The first 30 or so pages were, in all honesty, quite painful to read and I considered putting the book down a few times and knocking it off my reading list. The author literally laid herself bare and it wasn’t pretty, nor did it move me to empathy as some sad memoir-type/stories do. The whining, the sobbing, the wallowing in self-pity… I felt like it lasted longer than it needed to and instead of making me feel empathy for the author, I just wanted to say ‘All right, already! Buck up!’ Nearly anyone can create that type of drama all by themselves and don’t necessarily need to follow someone else down that path. It was taxing and mentally wore me out to wade through it.

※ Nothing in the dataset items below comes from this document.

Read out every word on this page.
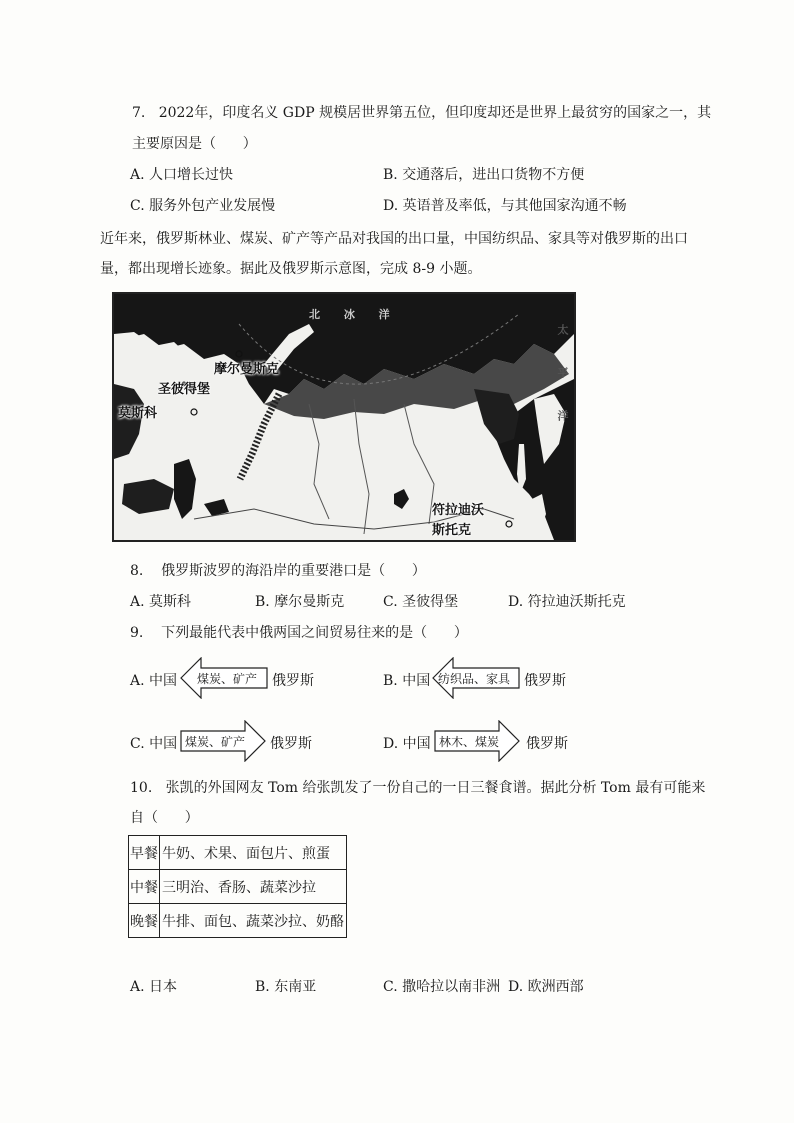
7.   2022年，印度名义 GDP 规模居世界第五位，但印度却还是世界上最贫穷的国家之一，其
主要原因是（      ）
A. 人口增长过快	B. 交通落后，进出口货物不方便
C. 服务外包产业发展慢	D. 英语普及率低，与其他国家沟通不畅
近年来，俄罗斯林业、煤炭、矿产等产品对我国的出口量，中国纺织品、家具等对俄罗斯的出口
量，都出现增长迹象。据此及俄罗斯示意图，完成 8-9 小题。
北 冰 洋
太 平 洋
摩尔曼斯克
圣彼得堡
莫斯科
符拉迪沃
斯托克
8.    俄罗斯波罗的海沿岸的重要港口是（      ）
A. 莫斯科	B. 摩尔曼斯克	C. 圣彼得堡	D. 符拉迪沃斯托克
9.    下列最能代表中俄两国之间贸易往来的是（      ）
A. 中国 煤炭、矿产 俄罗斯	B. 中国 纺织品、家具 俄罗斯
C. 中国 煤炭、矿产 俄罗斯	D. 中国 林木、煤炭 俄罗斯
10.   张凯的外国网友 Tom 给张凯发了一份自己的一日三餐食谱。据此分析 Tom 最有可能来
自（      ）
早餐	牛奶、术果、面包片、煎蛋
中餐	三明治、香肠、蔬菜沙拉
晚餐	牛排、面包、蔬菜沙拉、奶酪
A. 日本	B. 东南亚	C. 撒哈拉以南非洲 D. 欧洲西部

As I plowed ahead and the author decided to pick up and go, to put her pain behind her, I realized that she needed to put it all out there to let us know exactly how far she’d come. Granted, it was a bit tedious, but who is to say how much suffering is too much for someone else?

Add to that the strength to leave all that is familiar and plunge into the decidedly unfamiliar. She shows us a woman who has always wanted to visit Italy takes several months to soak in the pleasure of the country: the food, the art, the people. On to a trip to Indonesia – four mouths where she paid an obscene amount of money and applied to meditate at an ashram, apparently searching for ‘meaning’. Bali rounds out the triad and combines the essence and lessons of the previous two exotic locals. A beautiful idea to marry all those life lessons together, even if parts of the story do seems a bit contrived. Indeed, I can not deny that the descriptions of the beauty of the land and the realizations and epiphanies Gilbert claims to have had, but I couldn’t help feeling a little doubtful about the honesty of each one of her lesson/stories.

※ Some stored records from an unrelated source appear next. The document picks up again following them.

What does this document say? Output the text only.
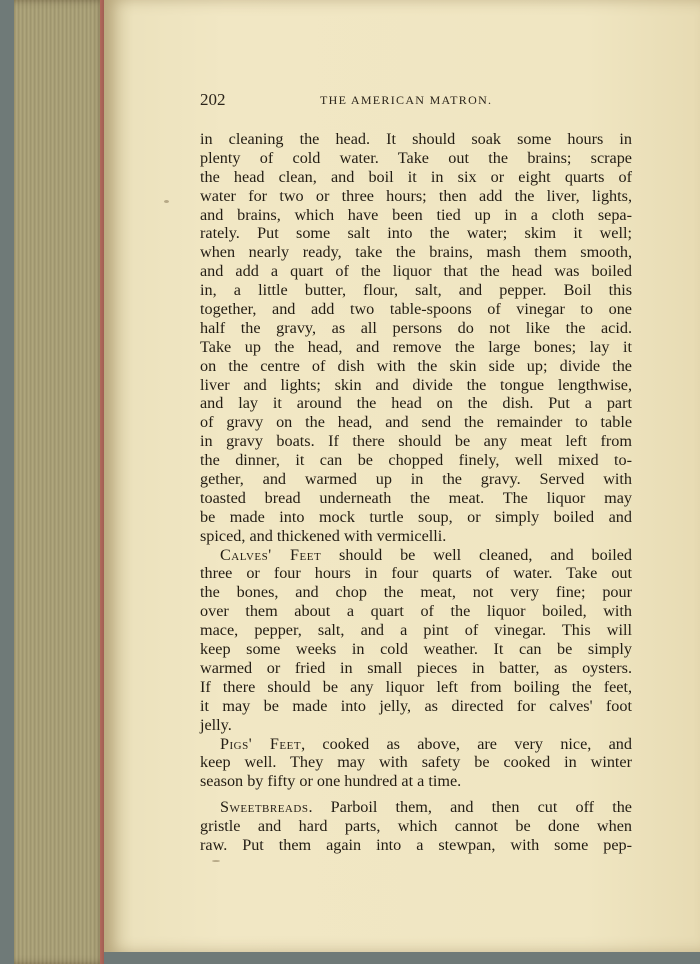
202	THE AMERICAN MATRON.
in cleaning the head. It should soak some hours in
plenty of cold water. Take out the brains; scrape
the head clean, and boil it in six or eight quarts of
water for two or three hours; then add the liver, lights,
and brains, which have been tied up in a cloth sepa-
rately. Put some salt into the water; skim it well;
when nearly ready, take the brains, mash them smooth,
and add a quart of the liquor that the head was boiled
in, a little butter, flour, salt, and pepper. Boil this
together, and add two table-spoons of vinegar to one
half the gravy, as all persons do not like the acid.
Take up the head, and remove the large bones; lay it
on the centre of dish with the skin side up; divide the
liver and lights; skin and divide the tongue lengthwise,
and lay it around the head on the dish. Put a part
of gravy on the head, and send the remainder to table
in gravy boats. If there should be any meat left from
the dinner, it can be chopped finely, well mixed to-
gether, and warmed up in the gravy. Served with
toasted bread underneath the meat. The liquor may
be made into mock turtle soup, or simply boiled and
spiced, and thickened with vermicelli.
Calves' Feet should be well cleaned, and boiled
three or four hours in four quarts of water. Take out
the bones, and chop the meat, not very fine; pour
over them about a quart of the liquor boiled, with
mace, pepper, salt, and a pint of vinegar. This will
keep some weeks in cold weather. It can be simply
warmed or fried in small pieces in batter, as oysters.
If there should be any liquor left from boiling the feet,
it may be made into jelly, as directed for calves' foot
jelly.
Pigs' Feet, cooked as above, are very nice, and
keep well. They may with safety be cooked in winter
season by fifty or one hundred at a time.
Sweetbreads. Parboil them, and then cut off the
gristle and hard parts, which cannot be done when
raw. Put them again into a stewpan, with some pep-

I did enjoy the book, but it was with a certain amount of artifice. I didn’t really believe the spiritual journey as a result of traveling world traveling. Who wouldn’t recover from the pain and agony of leaving a cracked marriage and seeing the same place/memories by leaving for another country? I found this book more of a travel diary and the tone in which Gilbert wrote as a bit condescending, but trying desperately to fool me into thinking she was just terribly clever.